Other conditions that can lead to a BRVO are glaucoma, diabetes mellitus, lupus, and some blood conditions. Medication such as oral contraceptives have been associated with branch retinal vein occlusions.
- You will have a complete eye examination and vision test. Your pupils will be dilated (enlarged) with eye drops so the insides of both eyes can be studied. An ophthalmoscope and slit lamp (clinical microscope) are instruments used for looking inside the eyes; they are especially useful for studying the retina and its blood supply.
- Retinal photographs may be taken to help determine the extent of the problem. An angiogram (photographs of blood vessels) may also be made. For this test, an orange-colored dye (fluorescein) is injected into a vein in your arm and immediately followed by as series of retinal photographs that track the dye and time the flow of blood through the eye. The angiogram helps identify the exact site of the vein's blockage, the extent of damage to capillaries (the smallest retinal blood vessels), and whether or not neovascularization has developed.
- Because BRVO can be associated with medical conditions that affect the rest of the body (high blood pressure, for example, which also increases the risk of a heart attack or stroke), you may be referred to an internist or family physician for a complete check-up after your eye examination.
How is branch retinal vein occlusion treated?

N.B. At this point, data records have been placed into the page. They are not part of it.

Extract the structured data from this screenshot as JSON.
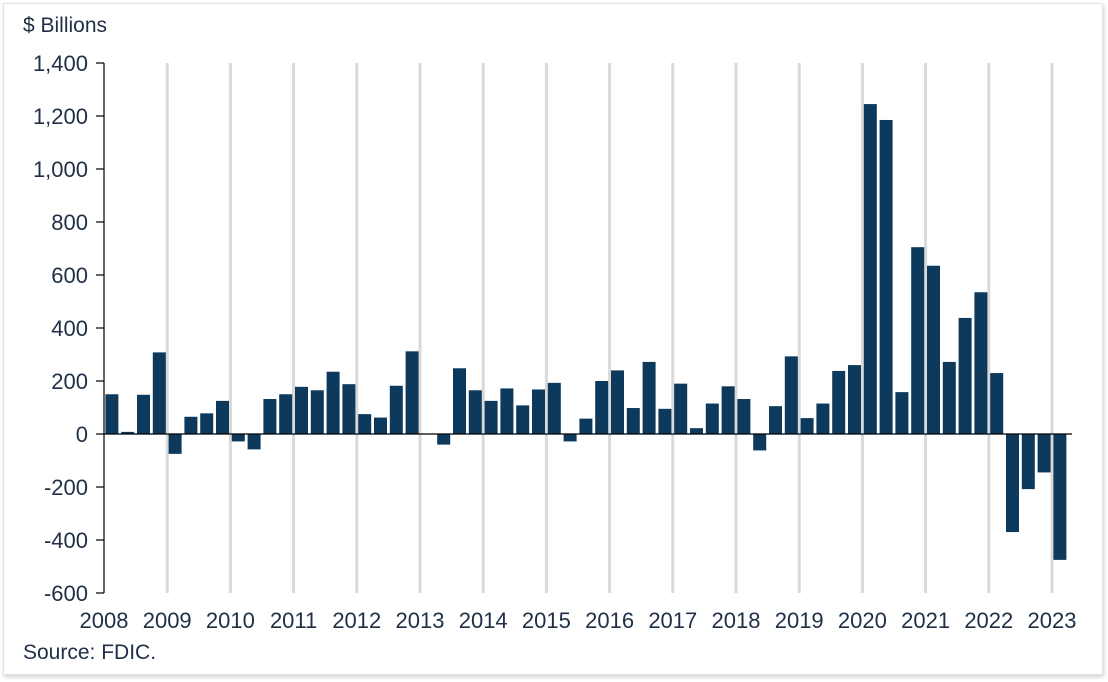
{
  "chart_data": {
    "type": "bar",
    "ylabel": "$ Billions",
    "source": "Source: FDIC.",
    "ylim": [
      -600,
      1400
    ],
    "yticks": [
      1400,
      1200,
      1000,
      800,
      600,
      400,
      200,
      0,
      -200,
      -400,
      -600
    ],
    "ytick_labels": [
      "1,400",
      "1,200",
      "1,000",
      "800",
      "600",
      "400",
      "200",
      "0",
      "-200",
      "-400",
      "-600"
    ],
    "year_labels": [
      "2008",
      "2009",
      "2010",
      "2011",
      "2012",
      "2013",
      "2014",
      "2015",
      "2016",
      "2017",
      "2018",
      "2019",
      "2020",
      "2021",
      "2022",
      "2023"
    ],
    "quarters_per_year": 4,
    "vertical_gridlines": true,
    "bar_color": "#0d3a5c",
    "grid_color": "#d9d9d9",
    "values": [
      150,
      8,
      148,
      308,
      -75,
      65,
      78,
      125,
      -28,
      -58,
      132,
      150,
      178,
      165,
      235,
      188,
      75,
      62,
      182,
      312,
      2,
      -40,
      248,
      165,
      125,
      172,
      108,
      168,
      193,
      -28,
      58,
      200,
      240,
      98,
      272,
      95,
      190,
      22,
      115,
      180,
      132,
      -62,
      105,
      293,
      60,
      115,
      238,
      260,
      1245,
      1185,
      158,
      705,
      635,
      272,
      438,
      535,
      230,
      -370,
      -208,
      -145,
      -475
    ]
  }
}
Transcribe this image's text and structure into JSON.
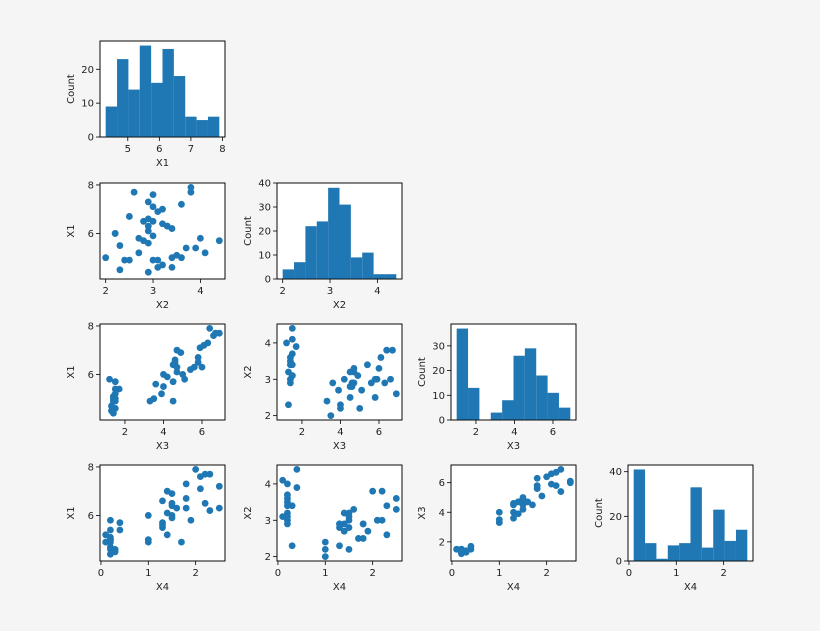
{
  "chart_data": [
    {
      "type": "histogram",
      "x_label": "X1",
      "y_label": "Count",
      "color": "#1f77b4",
      "bins": [
        4.3,
        4.66,
        5.02,
        5.38,
        5.74,
        6.1,
        6.46,
        6.82,
        7.18,
        7.54,
        7.9
      ],
      "values": [
        9,
        23,
        14,
        27,
        16,
        26,
        18,
        6,
        5,
        6
      ],
      "xlim": [
        4.12,
        8.08
      ],
      "xticks": [
        5,
        6,
        7,
        8
      ],
      "ylim": [
        0,
        28.35
      ],
      "yticks": [
        0,
        10,
        20
      ]
    },
    {
      "type": "scatter",
      "x_label": "X2",
      "y_label": "X1",
      "color": "#1f77b4",
      "x": [
        3.5,
        3.0,
        3.2,
        3.1,
        3.6,
        3.9,
        3.4,
        3.4,
        2.9,
        3.1,
        3.7,
        4.0,
        4.4,
        2.3,
        4.1,
        3.2,
        3.2,
        3.1,
        2.3,
        2.8,
        2.8,
        3.3,
        2.4,
        2.9,
        2.7,
        2.0,
        3.0,
        2.2,
        2.9,
        2.9,
        3.3,
        2.7,
        3.0,
        2.9,
        3.0,
        3.0,
        2.5,
        2.9,
        2.5,
        3.6,
        3.8,
        2.6,
        2.2,
        3.8,
        3.4
      ],
      "y": [
        5.1,
        4.9,
        4.7,
        4.6,
        5.0,
        5.4,
        4.6,
        5.0,
        4.4,
        4.9,
        5.4,
        5.8,
        5.7,
        4.5,
        5.2,
        7.0,
        6.4,
        6.9,
        5.5,
        6.5,
        5.7,
        6.3,
        4.9,
        6.6,
        5.2,
        5.0,
        5.9,
        6.0,
        6.1,
        5.6,
        6.3,
        5.8,
        7.1,
        6.3,
        6.5,
        7.6,
        4.9,
        7.3,
        6.7,
        7.2,
        7.7,
        7.7,
        6.0,
        7.9,
        6.2
      ],
      "xlim": [
        1.88,
        4.52
      ],
      "xticks": [
        2,
        3,
        4
      ],
      "ylim": [
        4.12,
        8.08
      ],
      "yticks": [
        6,
        8
      ]
    },
    {
      "type": "histogram",
      "x_label": "X2",
      "y_label": "Count",
      "color": "#1f77b4",
      "bins": [
        2.0,
        2.24,
        2.48,
        2.72,
        2.96,
        3.2,
        3.44,
        3.68,
        3.92,
        4.16,
        4.4
      ],
      "values": [
        4,
        7,
        22,
        24,
        38,
        31,
        9,
        11,
        2,
        2
      ],
      "xlim": [
        1.88,
        4.52
      ],
      "xticks": [
        2,
        3,
        4
      ],
      "ylim": [
        0,
        40
      ],
      "yticks": [
        0,
        10,
        20,
        30,
        40
      ]
    },
    {
      "type": "scatter",
      "x_label": "X3",
      "y_label": "X1",
      "color": "#1f77b4",
      "x": [
        1.4,
        1.4,
        1.3,
        1.5,
        1.4,
        1.7,
        1.4,
        1.5,
        1.4,
        1.5,
        1.5,
        1.2,
        1.5,
        1.3,
        1.5,
        4.7,
        4.5,
        4.9,
        4.0,
        4.6,
        4.5,
        4.7,
        3.3,
        4.6,
        3.9,
        3.5,
        4.2,
        4.0,
        4.7,
        3.6,
        6.0,
        5.1,
        5.9,
        5.6,
        5.8,
        6.6,
        4.5,
        6.3,
        5.8,
        6.1,
        6.7,
        6.9,
        5.0,
        6.4,
        5.4
      ],
      "y": [
        5.1,
        4.9,
        4.7,
        4.6,
        5.0,
        5.4,
        4.6,
        5.0,
        4.4,
        4.9,
        5.4,
        5.8,
        5.7,
        4.5,
        5.2,
        7.0,
        6.4,
        6.9,
        5.5,
        6.5,
        5.7,
        6.3,
        4.9,
        6.6,
        5.2,
        5.0,
        5.9,
        6.0,
        6.1,
        5.6,
        6.3,
        5.8,
        7.1,
        6.3,
        6.5,
        7.6,
        4.9,
        7.3,
        6.7,
        7.2,
        7.7,
        7.7,
        6.0,
        7.9,
        6.2
      ],
      "xlim": [
        0.705,
        7.195
      ],
      "xticks": [
        2,
        4,
        6
      ],
      "ylim": [
        4.12,
        8.08
      ],
      "yticks": [
        6,
        8
      ]
    },
    {
      "type": "scatter",
      "x_label": "X3",
      "y_label": "X2",
      "color": "#1f77b4",
      "x": [
        1.4,
        1.4,
        1.3,
        1.5,
        1.4,
        1.7,
        1.4,
        1.5,
        1.4,
        1.5,
        1.5,
        1.2,
        1.5,
        1.3,
        1.5,
        4.7,
        4.5,
        4.9,
        4.0,
        4.6,
        4.5,
        4.7,
        3.3,
        4.6,
        3.9,
        3.5,
        4.2,
        4.0,
        4.7,
        3.6,
        6.0,
        5.1,
        5.9,
        5.6,
        5.8,
        6.6,
        4.5,
        6.3,
        5.8,
        6.1,
        6.7,
        6.9,
        5.0,
        6.4,
        5.4
      ],
      "y": [
        3.5,
        3.0,
        3.2,
        3.1,
        3.6,
        3.9,
        3.4,
        3.4,
        2.9,
        3.1,
        3.7,
        4.0,
        4.4,
        2.3,
        4.1,
        3.2,
        3.2,
        3.1,
        2.3,
        2.8,
        2.8,
        3.3,
        2.4,
        2.9,
        2.7,
        2.0,
        3.0,
        2.2,
        2.9,
        2.9,
        3.3,
        2.7,
        3.0,
        2.9,
        3.0,
        3.0,
        2.5,
        2.9,
        2.5,
        3.6,
        3.8,
        2.6,
        2.2,
        3.8,
        3.4
      ],
      "xlim": [
        0.705,
        7.195
      ],
      "xticks": [
        2,
        4,
        6
      ],
      "ylim": [
        1.88,
        4.52
      ],
      "yticks": [
        2,
        3,
        4
      ]
    },
    {
      "type": "histogram",
      "x_label": "X3",
      "y_label": "Count",
      "color": "#1f77b4",
      "bins": [
        1.0,
        1.59,
        2.18,
        2.77,
        3.36,
        3.95,
        4.54,
        5.13,
        5.72,
        6.31,
        6.9
      ],
      "values": [
        37,
        13,
        0,
        3,
        8,
        26,
        29,
        18,
        11,
        5
      ],
      "xlim": [
        0.705,
        7.195
      ],
      "xticks": [
        2,
        4,
        6
      ],
      "ylim": [
        0,
        38.85
      ],
      "yticks": [
        0,
        10,
        20,
        30
      ]
    },
    {
      "type": "scatter",
      "x_label": "X4",
      "y_label": "X1",
      "color": "#1f77b4",
      "x": [
        0.2,
        0.2,
        0.2,
        0.2,
        0.2,
        0.4,
        0.3,
        0.2,
        0.2,
        0.1,
        0.2,
        0.2,
        0.4,
        0.3,
        0.1,
        1.4,
        1.5,
        1.5,
        1.3,
        1.5,
        1.3,
        1.6,
        1.0,
        1.3,
        1.4,
        1.0,
        1.5,
        1.0,
        1.4,
        1.3,
        2.5,
        1.9,
        2.1,
        1.8,
        2.2,
        2.1,
        1.7,
        1.8,
        1.8,
        2.5,
        2.2,
        2.3,
        1.5,
        2.0,
        2.3
      ],
      "y": [
        5.1,
        4.9,
        4.7,
        4.6,
        5.0,
        5.4,
        4.6,
        5.0,
        4.4,
        4.9,
        5.4,
        5.8,
        5.7,
        4.5,
        5.2,
        7.0,
        6.4,
        6.9,
        5.5,
        6.5,
        5.7,
        6.3,
        4.9,
        6.6,
        5.2,
        5.0,
        5.9,
        6.0,
        6.1,
        5.6,
        6.3,
        5.8,
        7.1,
        6.3,
        6.5,
        7.6,
        4.9,
        7.3,
        6.7,
        7.2,
        7.7,
        7.7,
        6.0,
        7.9,
        6.2
      ],
      "xlim": [
        -0.02,
        2.62
      ],
      "xticks": [
        0,
        1,
        2
      ],
      "ylim": [
        4.12,
        8.08
      ],
      "yticks": [
        6,
        8
      ]
    },
    {
      "type": "scatter",
      "x_label": "X4",
      "y_label": "X2",
      "color": "#1f77b4",
      "x": [
        0.2,
        0.2,
        0.2,
        0.2,
        0.2,
        0.4,
        0.3,
        0.2,
        0.2,
        0.1,
        0.2,
        0.2,
        0.4,
        0.3,
        0.1,
        1.4,
        1.5,
        1.5,
        1.3,
        1.5,
        1.3,
        1.6,
        1.0,
        1.3,
        1.4,
        1.0,
        1.5,
        1.0,
        1.4,
        1.3,
        2.5,
        1.9,
        2.1,
        1.8,
        2.2,
        2.1,
        1.7,
        1.8,
        1.8,
        2.5,
        2.2,
        2.3,
        1.5,
        2.0,
        2.3
      ],
      "y": [
        3.5,
        3.0,
        3.2,
        3.1,
        3.6,
        3.9,
        3.4,
        3.4,
        2.9,
        3.1,
        3.7,
        4.0,
        4.4,
        2.3,
        4.1,
        3.2,
        3.2,
        3.1,
        2.3,
        2.8,
        2.8,
        3.3,
        2.4,
        2.9,
        2.7,
        2.0,
        3.0,
        2.2,
        2.9,
        2.9,
        3.3,
        2.7,
        3.0,
        2.9,
        3.0,
        3.0,
        2.5,
        2.9,
        2.5,
        3.6,
        3.8,
        2.6,
        2.2,
        3.8,
        3.4
      ],
      "xlim": [
        -0.02,
        2.62
      ],
      "xticks": [
        0,
        1,
        2
      ],
      "ylim": [
        1.88,
        4.52
      ],
      "yticks": [
        2,
        3,
        4
      ]
    },
    {
      "type": "scatter",
      "x_label": "X4",
      "y_label": "X3",
      "color": "#1f77b4",
      "x": [
        0.2,
        0.2,
        0.2,
        0.2,
        0.2,
        0.4,
        0.3,
        0.2,
        0.2,
        0.1,
        0.2,
        0.2,
        0.4,
        0.3,
        0.1,
        1.4,
        1.5,
        1.5,
        1.3,
        1.5,
        1.3,
        1.6,
        1.0,
        1.3,
        1.4,
        1.0,
        1.5,
        1.0,
        1.4,
        1.3,
        2.5,
        1.9,
        2.1,
        1.8,
        2.2,
        2.1,
        1.7,
        1.8,
        1.8,
        2.5,
        2.2,
        2.3,
        1.5,
        2.0,
        2.3
      ],
      "y": [
        1.4,
        1.4,
        1.3,
        1.5,
        1.4,
        1.7,
        1.4,
        1.5,
        1.4,
        1.5,
        1.5,
        1.2,
        1.5,
        1.3,
        1.5,
        4.7,
        4.5,
        4.9,
        4.0,
        4.6,
        4.5,
        4.7,
        3.3,
        4.6,
        3.9,
        3.5,
        4.2,
        4.0,
        4.7,
        3.6,
        6.0,
        5.1,
        5.9,
        5.6,
        5.8,
        6.6,
        4.5,
        6.3,
        5.8,
        6.1,
        6.7,
        6.9,
        5.0,
        6.4,
        5.4
      ],
      "xlim": [
        -0.02,
        2.62
      ],
      "xticks": [
        0,
        1,
        2
      ],
      "ylim": [
        0.705,
        7.195
      ],
      "yticks": [
        2,
        4,
        6
      ]
    },
    {
      "type": "histogram",
      "x_label": "X4",
      "y_label": "Count",
      "color": "#1f77b4",
      "bins": [
        0.1,
        0.34,
        0.58,
        0.82,
        1.06,
        1.3,
        1.54,
        1.78,
        2.02,
        2.26,
        2.5
      ],
      "values": [
        41,
        8,
        1,
        7,
        8,
        33,
        6,
        23,
        9,
        14
      ],
      "xlim": [
        -0.02,
        2.62
      ],
      "xticks": [
        0,
        1,
        2
      ],
      "ylim": [
        0,
        43
      ],
      "yticks": [
        0,
        20,
        40
      ]
    }
  ]
}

Once a BRVO has occurred, there is no simple way to speed the healing process along. Eventually, over several months, the blocked vein may re-open on its own, or some nearby blood vessels (called colaterals) may develop and reroute the blood flow around the site of blockage. Either of these may help restore at least part of the lost retinal function.
If neovascularization develops, a type of laser surgery called panretinal photocoagulation (PRP) can help reduce or even eliminate the abnormal blood vessels. PRP is not intended to improve vision directly. The laser reduces the risk of further vision loss from vitreous bleeding.
PRP is performed on an outpatient basis and is usually painless. It consists of making hundreds of tiny laser burns in and around the damaged part of the retina. If the neovascularization does not respond to this treatment, additional laser PRP can be applied.
After a BRVO, the central retina (macula) sometimes remains swollen for months, reducing vision significantly. To help minimize the mascular swelling, another type of laser treatment (called grid-pattern) can sometimes be used. Its risks and intended results, however , are distinctly different from the laser PRP technique used for treating neovascularization.
What is the prognosis?
Not all BRVO cause vision loss. If vision is reduced initially, it has some potential for returning, perhaps even to its previous level, over the next few months.
But even if some reduced vision remains, the degree of impairment may not be severe in most cases.
Regular follow-up examinations are important to protect your eyesight. Your eyes should be checked regularly for potential late complications, such as neovascularization or mascular edema, and for the development of a second vascular occlusion in the other eye.